The good stories, to me, are the ones where the main character isn’t a hero or a villain, though they could be easily painted as either depending on their narrator. The Heart Goes Last, by Margaret Atwood, is not one of those good stories. It may be the worst book I've read since starting this venture. Not that I read all of it. Oh no. I stopped when one of the main characters was being smuggled out of a totalitarian prison community while dressed as an Elvis impersonator, his companion a beautiful brain-washed woman who was supposed to be a slave but instead fell in love with a teddy bear that she carried in her purse.

I didn't make any of that up.

I know that not two posts ago I was praising Atwood, though I have had trouble with her books in the past. I've found that her speculative future universes tend to fall apart upon later reflection. Like the old-west towns in amusement parks.
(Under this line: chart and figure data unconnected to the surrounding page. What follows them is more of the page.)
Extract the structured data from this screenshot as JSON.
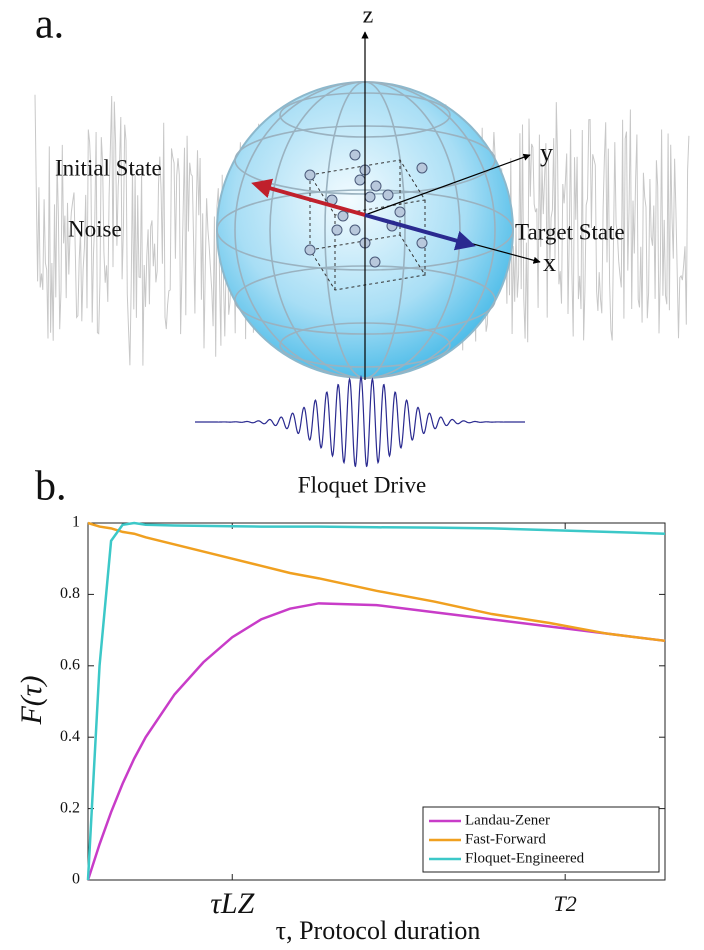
{
  "panel_a": {
    "label": "a.",
    "axis_z": "z",
    "axis_y": "y",
    "axis_x": "x",
    "initial_state": "Initial State",
    "target_state": "Target State",
    "noise": "Noise",
    "drive": "Floquet Drive"
  },
  "chart_data": {
    "type": "line",
    "panel_label": "b.",
    "ylabel": "F(τ)",
    "xlabel": "τ, Protocol duration",
    "x": [
      0,
      0.02,
      0.04,
      0.06,
      0.08,
      0.1,
      0.15,
      0.2,
      0.25,
      0.3,
      0.35,
      0.4,
      0.5,
      0.6,
      0.7,
      0.8,
      0.9,
      1.0
    ],
    "series": [
      {
        "name": "Landau-Zener",
        "color": "#c83cc8",
        "values": [
          0,
          0.1,
          0.19,
          0.27,
          0.34,
          0.4,
          0.52,
          0.61,
          0.68,
          0.73,
          0.76,
          0.775,
          0.77,
          0.75,
          0.73,
          0.71,
          0.69,
          0.67
        ]
      },
      {
        "name": "Fast-Forward",
        "color": "#f0a020",
        "values": [
          1,
          0.99,
          0.985,
          0.975,
          0.97,
          0.96,
          0.94,
          0.92,
          0.9,
          0.88,
          0.86,
          0.845,
          0.81,
          0.78,
          0.745,
          0.72,
          0.69,
          0.67
        ]
      },
      {
        "name": "Floquet-Engineered",
        "color": "#3cc8c8",
        "values": [
          0,
          0.6,
          0.95,
          0.995,
          1,
          0.995,
          0.993,
          0.992,
          0.991,
          0.99,
          0.99,
          0.99,
          0.988,
          0.987,
          0.985,
          0.98,
          0.975,
          0.97
        ]
      }
    ],
    "xlim": [
      0,
      1
    ],
    "ylim": [
      0,
      1
    ],
    "xticks": [
      {
        "value": 0.25,
        "label": "τLZ"
      },
      {
        "value": 0.827,
        "label": "T2"
      }
    ],
    "yticks": [
      0,
      0.2,
      0.4,
      0.6,
      0.8,
      1
    ],
    "legend": "lower right"
  }
}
They look great if you stroll right down the middle, but you start to poke in the corners and you see through the slats of old-timey wood a bunch of roller coasters and children vomiting funnel cake. In the past, though, the stories have been compelling enough that I have at least a pretty good time, and sometimes a great one.
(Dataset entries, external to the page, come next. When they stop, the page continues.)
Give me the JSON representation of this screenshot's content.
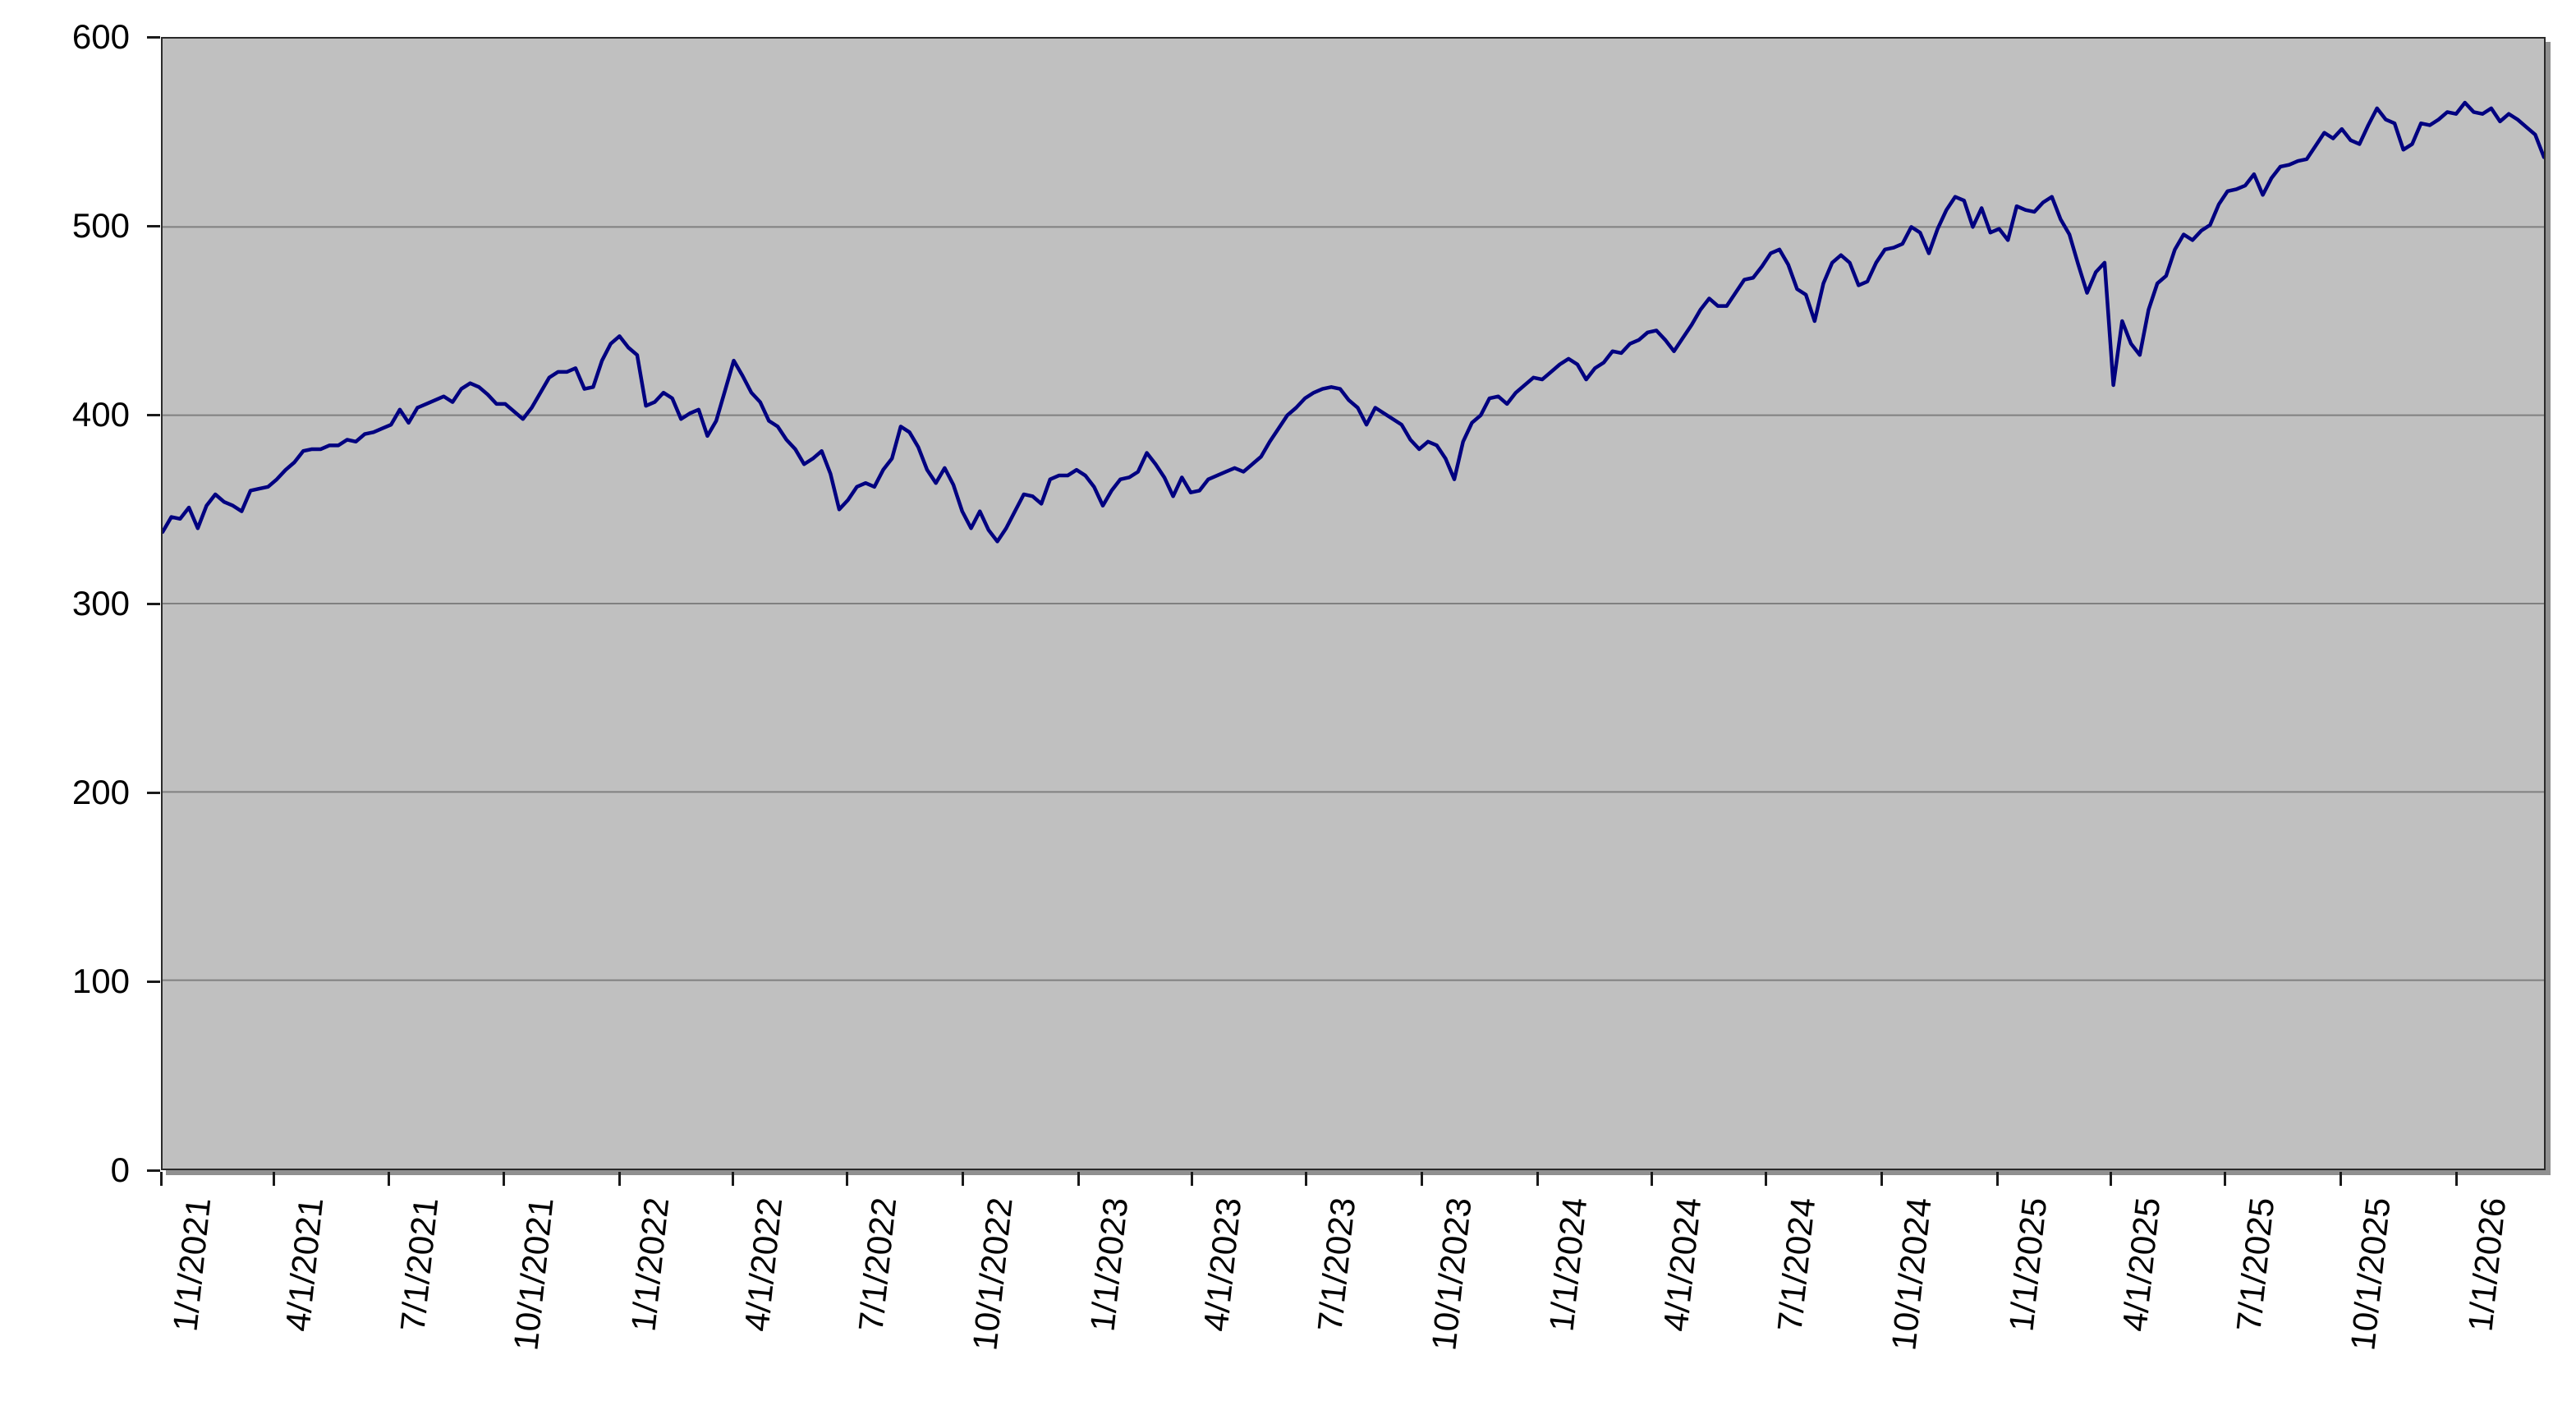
{
  "chart_data": {
    "type": "line",
    "title": "",
    "xlabel": "",
    "ylabel": "",
    "legend": "none",
    "grid": "horizontal",
    "plot_background_color": "#c0c0c0",
    "gridline_color": "#808080",
    "axis_color": "#1a1a1a",
    "ylim": [
      0,
      600
    ],
    "y_ticks": [
      0,
      100,
      200,
      300,
      400,
      500,
      600
    ],
    "y_tick_labels": [
      "0",
      "100",
      "200",
      "300",
      "400",
      "500",
      "600"
    ],
    "x_tick_labels": [
      "1/1/2021",
      "4/1/2021",
      "7/1/2021",
      "10/1/2021",
      "1/1/2022",
      "4/1/2022",
      "7/1/2022",
      "10/1/2022",
      "1/1/2023",
      "4/1/2023",
      "7/1/2023",
      "10/1/2023",
      "1/1/2024",
      "4/1/2024",
      "7/1/2024",
      "10/1/2024",
      "1/1/2025",
      "4/1/2025",
      "7/1/2025",
      "10/1/2025",
      "1/1/2026"
    ],
    "x_tick_day_offsets": [
      0,
      90,
      181,
      273,
      365,
      455,
      546,
      638,
      730,
      820,
      911,
      1003,
      1095,
      1186,
      1277,
      1369,
      1461,
      1551,
      1642,
      1734,
      1826
    ],
    "x_total_days": 1897,
    "series": [
      {
        "color": "#000080",
        "start_date": "2021-01-01",
        "interval_days": 7,
        "values": [
          338,
          346,
          345,
          351,
          340,
          352,
          358,
          354,
          352,
          349,
          360,
          361,
          362,
          366,
          371,
          375,
          381,
          382,
          382,
          384,
          384,
          387,
          386,
          390,
          391,
          393,
          395,
          403,
          396,
          404,
          406,
          408,
          410,
          407,
          414,
          417,
          415,
          411,
          406,
          406,
          402,
          398,
          404,
          412,
          420,
          423,
          423,
          425,
          414,
          415,
          429,
          438,
          442,
          436,
          432,
          405,
          407,
          412,
          409,
          398,
          401,
          403,
          389,
          397,
          413,
          429,
          421,
          412,
          407,
          397,
          394,
          387,
          382,
          374,
          377,
          381,
          369,
          350,
          355,
          362,
          364,
          362,
          371,
          377,
          394,
          391,
          383,
          371,
          364,
          372,
          363,
          349,
          340,
          349,
          339,
          333,
          340,
          349,
          358,
          357,
          353,
          366,
          368,
          368,
          371,
          368,
          362,
          352,
          360,
          366,
          367,
          370,
          380,
          374,
          367,
          357,
          367,
          359,
          360,
          366,
          368,
          370,
          372,
          370,
          374,
          378,
          386,
          393,
          400,
          404,
          409,
          412,
          414,
          415,
          414,
          408,
          404,
          395,
          404,
          401,
          398,
          395,
          387,
          382,
          386,
          384,
          377,
          366,
          386,
          396,
          400,
          409,
          410,
          406,
          412,
          416,
          420,
          419,
          423,
          427,
          430,
          427,
          419,
          425,
          428,
          434,
          433,
          438,
          440,
          444,
          445,
          440,
          434,
          441,
          448,
          456,
          462,
          458,
          458,
          465,
          472,
          473,
          479,
          486,
          488,
          480,
          467,
          464,
          450,
          470,
          481,
          485,
          481,
          469,
          471,
          481,
          488,
          489,
          491,
          500,
          497,
          486,
          499,
          509,
          516,
          514,
          500,
          510,
          497,
          499,
          493,
          511,
          509,
          508,
          513,
          516,
          504,
          496,
          480,
          465,
          476,
          481,
          416,
          450,
          438,
          432,
          456,
          470,
          474,
          488,
          496,
          493,
          498,
          501,
          512,
          519,
          520,
          522,
          528,
          517,
          526,
          532,
          533,
          535,
          536,
          543,
          550,
          547,
          552,
          546,
          544,
          554,
          563,
          557,
          555,
          541,
          544,
          555,
          554,
          557,
          561,
          560,
          566,
          561,
          560,
          563,
          556,
          560,
          557,
          553,
          549,
          537
        ]
      }
    ]
  }
}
The Heart Goes Last starts well. It's about a married couple living in their car after a major financial collapse has left their city in near ruins. The reasons are vague, but it all sounds familiar. Housing crises, unregulated banking, a run on Beanie Boo brand plush toys (this blog is sponsored today by Beanie Boo. Beanie Boo, their eyes are big what do you want me to do), whatever. The point is things are bad and looking worse. Stan is tempted to join in to his brother's apparently criminal enterprise, and Charmaine works at a bar and is increasingly tempted by the local prostitutes' invitation for her to join the practice.
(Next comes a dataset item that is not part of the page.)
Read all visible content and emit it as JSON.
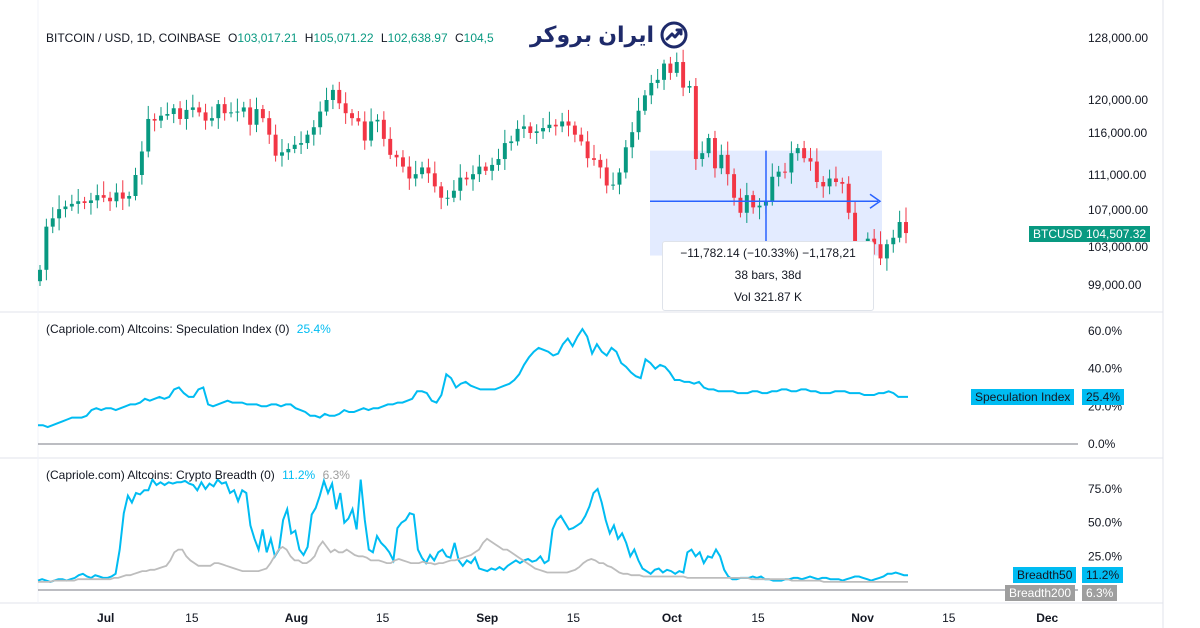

Then they see an ad on the TV for a new kind of community. Where there are jobs and food and safety. Like suckers, and because Atwood needs an excuse to get them there and we're supposed to think that in such a crisis the TV set wouldn't be constantly flooded with easy fixes and that our protagonists would be numb to it by now, they join.

It seems great at first, but there are hidden secrets, blah, blah, blah. Fine. I've been on board with flimsy future worlds as an excuse to deal with day-to-day domestic situations before. I mean I wrote one. But give me the benefit of the doubt here. To further the old-west town metaphor, this is less like the professional shootout-at-noon Main Street and more like some cardboard boxes my 7-year-old arranged and labeled in sharpie "Jel" and "Sharif" and "Horehous." It's like a J.J. Abrams Star Trek universe.

And even, after all of this, if the story between Charmaine and Stan were interesting against this flimsy backdrop, even then I would be fine. And yet it's not. Charmaine is supposed to be sweet and innocent with a dark side, but instead comes across as dumb and easily manipulated. Stan, I guess, is supposed to be resourceful, but instead we're forced to read his childish fantasies about rescuing women and having them show their gratitude in a way a 13-year old may expect. There is almost an interesting part where gender roles seem sort of reversed, but then it's abandoned. Neither character is, at any point, an agent in their own story. Instead they are constantly manipulated and moved around by others like little pegs in the Game of Life.

To return to my original point, these two fall in a lot, and I'm not sure I was rooting for them to get back up.

In the past I've felt conflicted in criticizing someone else's art. I know it's hard to write and publish a book. It's awful hard to make it work, and be entertaining, and tell us something. But man, you guys. I hated this book so bad.